Новый русский попугай (Александрова) - страница 125

— Вот она! — Гравер поднялся на ноги и протянул Маркизу марку. — Вы учтете мое добровольное сотрудничество?

— Следствие учтет, — пообещал Леня, рассматривая марку.

— Правда, она восхитительна? — прошептал Антон Антонович, заглядывая через Ленино плечо. — Это одна из моих лучших работ! Хотя все же я не понимаю…

— Чего вы не понимаете? — спросил Маркиз, убирая красноватый прямоугольник в свой бумажник.

— Не понимаю, почему люди платят такие огромные деньги за сущую ерунду. Ну допустим, картина — это произведение искусства, она действительно очень красива… или драгоценные камни… они искрятся, переливаются… это еще как-то можно понять.
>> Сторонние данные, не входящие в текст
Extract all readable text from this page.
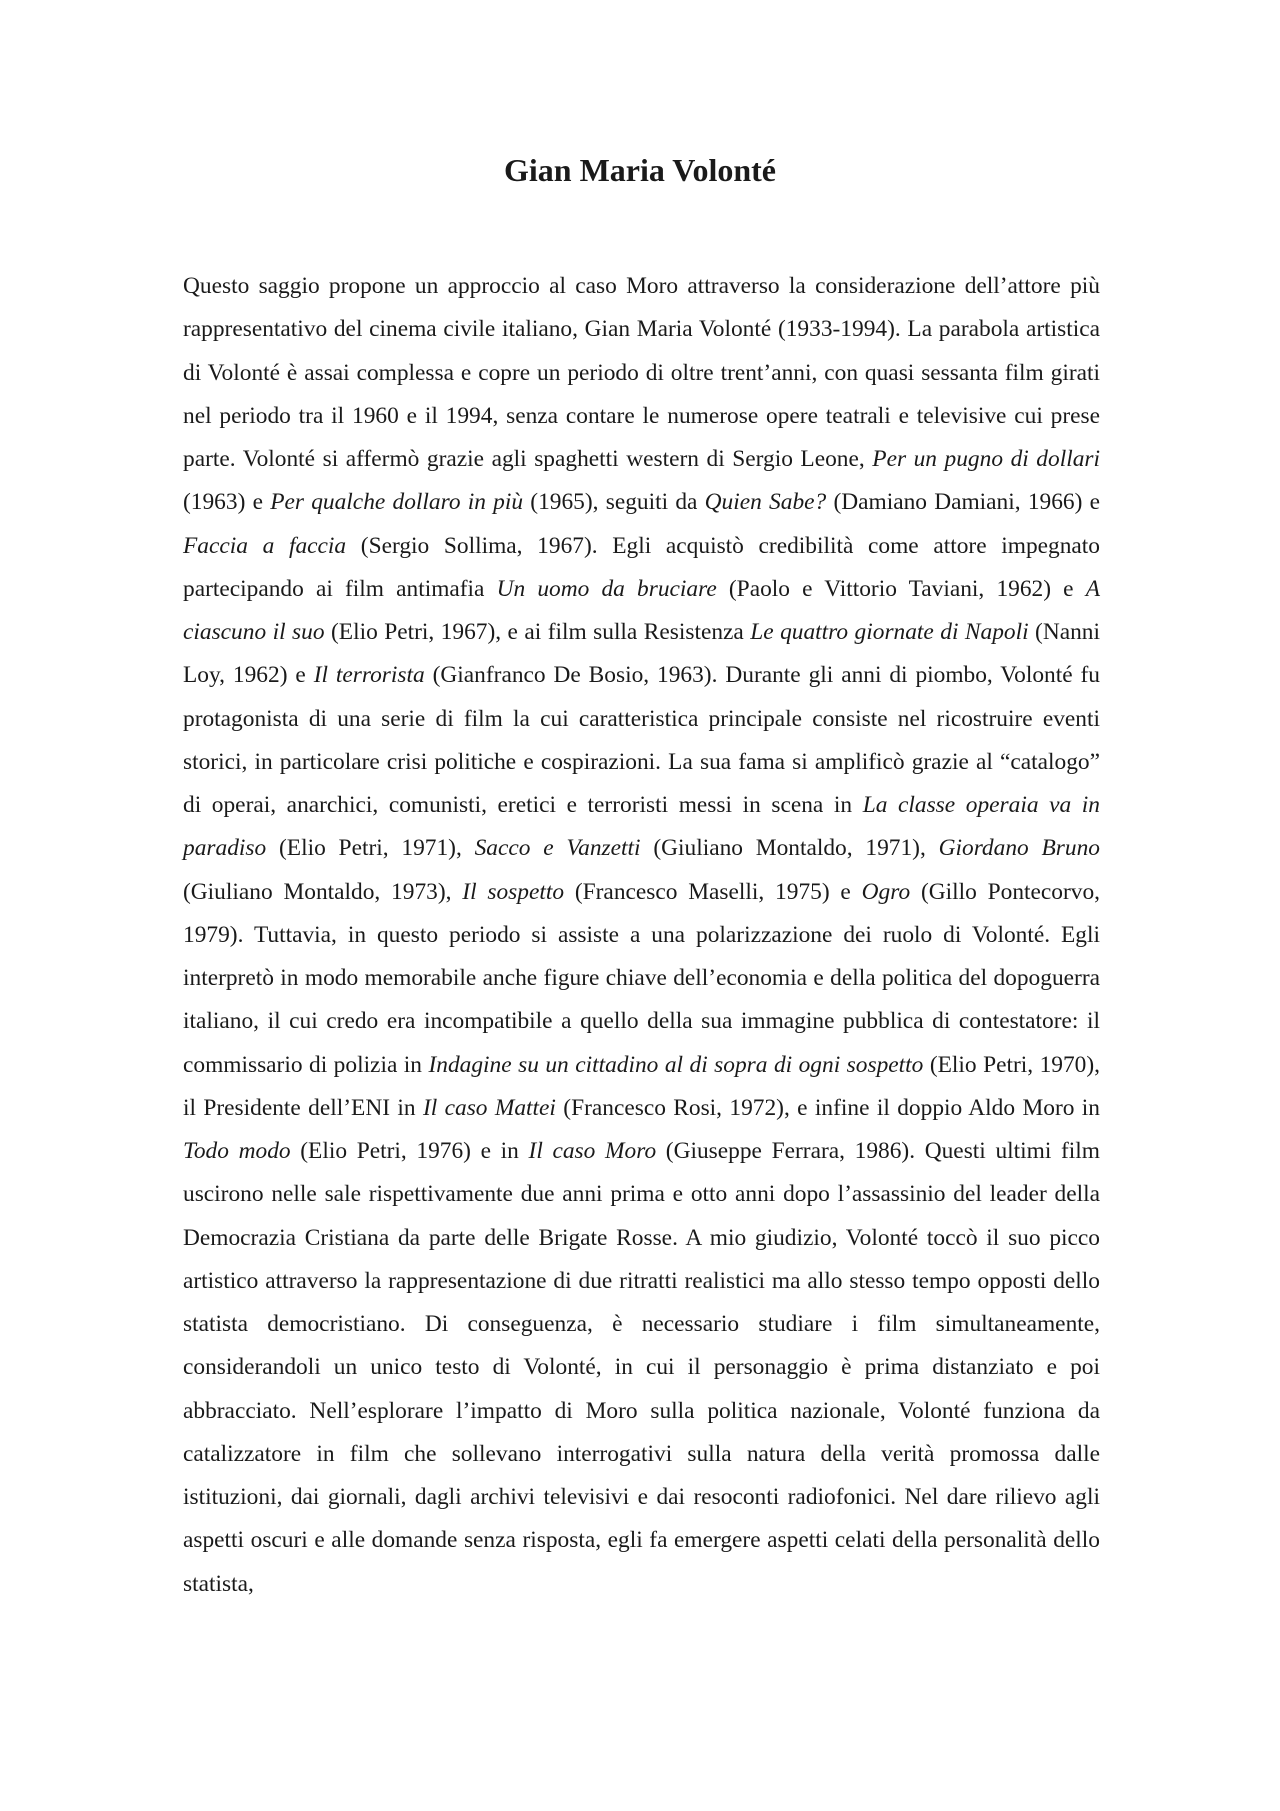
Gian Maria Volonté

Questo saggio propone un approccio al caso Moro attraverso la considerazione dell’attore più rappresentativo del cinema civile italiano, Gian Maria Volonté (1933-1994). La parabola artistica di Volonté è assai complessa e copre un periodo di oltre trent’anni, con quasi sessanta film girati nel periodo tra il 1960 e il 1994, senza contare le numerose opere teatrali e televisive cui prese parte. Volonté si affermò grazie agli spaghetti western di Sergio Leone, Per un pugno di dollari (1963) e Per qualche dollaro in più (1965), seguiti da Quien Sabe? (Damiano Damiani, 1966) e Faccia a faccia (Sergio Sollima, 1967). Egli acquistò credibilità come attore impegnato partecipando ai film antimafia Un uomo da bruciare (Paolo e Vittorio Taviani, 1962) e A ciascuno il suo (Elio Petri, 1967), e ai film sulla Resistenza Le quattro giornate di Napoli (Nanni Loy, 1962) e Il terrorista (Gianfranco De Bosio, 1963). Durante gli anni di piombo, Volonté fu protagonista di una serie di film la cui caratteristica principale consiste nel ricostruire eventi storici, in particolare crisi politiche e cospirazioni. La sua fama si amplificò grazie al “catalogo” di operai, anarchici, comunisti, eretici e terroristi messi in scena in La classe operaia va in paradiso (Elio Petri, 1971), Sacco e Vanzetti (Giuliano Montaldo, 1971), Giordano Bruno (Giuliano Montaldo, 1973), Il sospetto (Francesco Maselli, 1975) e Ogro (Gillo Pontecorvo, 1979). Tuttavia, in questo periodo si assiste a una polarizzazione dei ruolo di Volonté. Egli interpretò in modo memorabile anche figure chiave dell’economia e della politica del dopoguerra italiano, il cui credo era incompatibile a quello della sua immagine pubblica di contestatore: il commissario di polizia in Indagine su un cittadino al di sopra di ogni sospetto (Elio Petri, 1970), il Presidente dell’ENI in Il caso Mattei (Francesco Rosi, 1972), e infine il doppio Aldo Moro in Todo modo (Elio Petri, 1976) e in Il caso Moro (Giuseppe Ferrara, 1986). Questi ultimi film uscirono nelle sale rispettivamente due anni prima e otto anni dopo l’assassinio del leader della Democrazia Cristiana da parte delle Brigate Rosse. A mio giudizio, Volonté toccò il suo picco artistico attraverso la rappresentazione di due ritratti realistici ma allo stesso tempo opposti dello statista democristiano. Di conseguenza, è necessario studiare i film simultaneamente, considerandoli un unico testo di Volonté, in cui il personaggio è prima distanziato e poi abbracciato. Nell’esplorare l’impatto di Moro sulla politica nazionale, Volonté funziona da catalizzatore in film che sollevano interrogativi sulla natura della verità promossa dalle istituzioni, dai giornali, dagli archivi televisivi e dai resoconti radiofonici. Nel dare rilievo agli aspetti oscuri e alle domande senza risposta, egli fa emergere aspetti celati della personalità dello statista,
Но почему так дорого стоит какой-то клочок бумаги, на котором по ошибке напечатали что-то не то… или случайно оказался лишний зубчик…

— Это вопрос договоренности, — проговорил Леня, — договоренности между людьми. Точно так же, как бумажные деньги. Ведь бумажная купюра тоже не представляет сама по себе никакой ценности — ее нельзя съесть, в нее нельзя одеться… самое большее, что ею можно сделать, — разжечь костер. Но люди договорились между собой, что за эту бесполезную бумажку можно получить и еду, и одежду, и жилье, и даже здоровье и жизнь… ведь за деньги действительно можно спасти жизнь — или, наоборот, можно нанять убийцу, который отнимет жизнь у другого человека! Точно так же и эта марка… люди договорились, что она дорого стоит… Впрочем, мы с вами заговорились! Меня ждут важные дела!

— Подай ключ на три восьмых! — Ухо высунул руку из-под днища микроавтобуса. Сергей вложил в руку нужный ключ и снова нырнул под капот.

Сейчас вряд ли его узнали бы прежние знакомые: в промасленной спецовке, с перемазанными мазутом руками и с черной бейсболкой на голове, он нисколько не был похож на прежнего элегантного бизнесмена с седеющими висками, в белоснежной рубашке и тщательно отглаженном костюме.

Поселившись в квартирке над гаражом, Сергей первый день провалялся на кровати, бездумно глядя в потолок, покрытый пылью и ржавыми потеками. Все тело болело от побоев, левый глаз заплыл, а когда Сергей отважился заглянуть в осколок зеркала, валявшийся на подоконнике, то ему немедленно захотелось, чтобы и правый глаз заплыл тоже. Желаний не было никаких, то есть одно было — ослепнуть, оглохнуть и вообще никак не реагировать на окружающую действительность.

Но это никак не получалось, потому что снизу слышались непрерывные стуки и шум работающих инструментов. Изредка Ухо поднимался наверх, наскоро пил чай или кофе и уходил снова. Спал он мало, женщины к нему не ходили — в этакую берлогу ни одна уважающая себя дама не заглянет. Впрочем, Ухо по этому поводу не слишком расстраивался, в его сердце прочное место занимали машины.